The enzyme that mediates homologous recombination of this method can be encoded in an expression cassette consisting of a polynucleotide encoding the enzyme that mediates homologous recombination, wherein the expression cassette is transferred to a host cell. be introduced. Examples of enzymes that mediate homologous recombination consist of: λ bacteriophage integrase, φC31 phage recombinase, TP901-1 phage recombinase, R4 phage recombinase, mega nuclease, Cre recombinase, Cre and the like Recombinase, Flp recombinase and R recombinase.

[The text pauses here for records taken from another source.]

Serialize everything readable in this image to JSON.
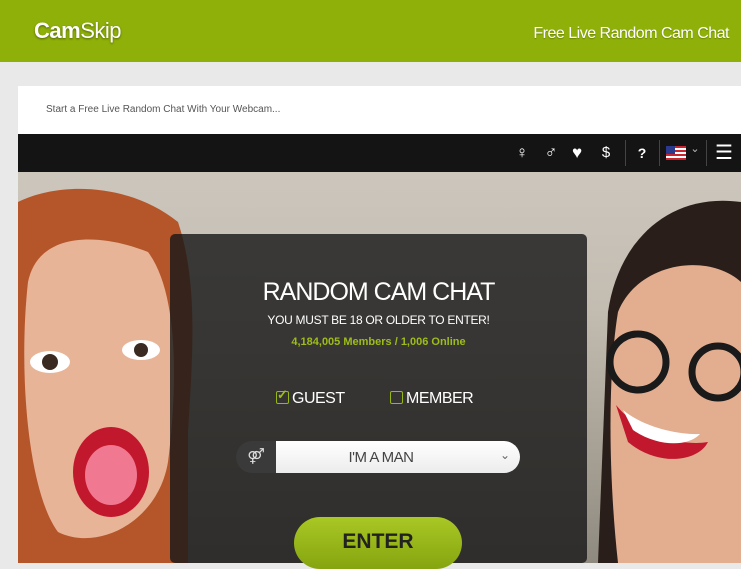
{
  "brand": {
    "logo_bold": "Cam",
    "logo_light": "Skip",
    "tagline": "Free Live Random Cam Chat"
  },
  "subtitle": "Start a Free Live Random Chat With Your Webcam...",
  "toolbar": {
    "female_icon": "♀",
    "male_icon": "♂",
    "heart_icon": "♥",
    "dollar_icon": "$",
    "help_icon": "?",
    "chevron": "⌄",
    "menu_icon": "☰"
  },
  "panel": {
    "title": "RANDOM CAM CHAT",
    "age_warning": "YOU MUST BE 18 OR OLDER TO ENTER!",
    "count": "4,184,005 Members / 1,006 Online",
    "guest_label": "GUEST",
    "member_label": "MEMBER",
    "gender_glyph": "⚤",
    "gender_value": "I'M A MAN",
    "select_caret": "⌄",
    "enter_label": "ENTER"
  },
  "colors": {
    "accent": "#8fb008",
    "toolbar": "#141414",
    "highlight": "#9dbd19"
  }
}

It is understood in the art that att sites include, but are not limited to, wild type attB, wild type attP, pseudo attB and pseudo attP. Bacteriophages are site-specific recombination mediated by integrase enzymes between a site on the phage chromosome known as the phage att site (attP) and a site on the bacterial chromosome known as the bacterial att site (attB). Integrated into the host chromosome. The result of the recombination event is the formation of two hybrid att sites, referred to as attL and attR. The pseudo-att sites found in the genomes of some vertebrates have sufficient homology to the natural att sites so that integrase-mediated recombination can occur. The first att site of the present invention may be, for example, an attP recombination site, while the second att site is complementary to it and thus may be an attB recombination site.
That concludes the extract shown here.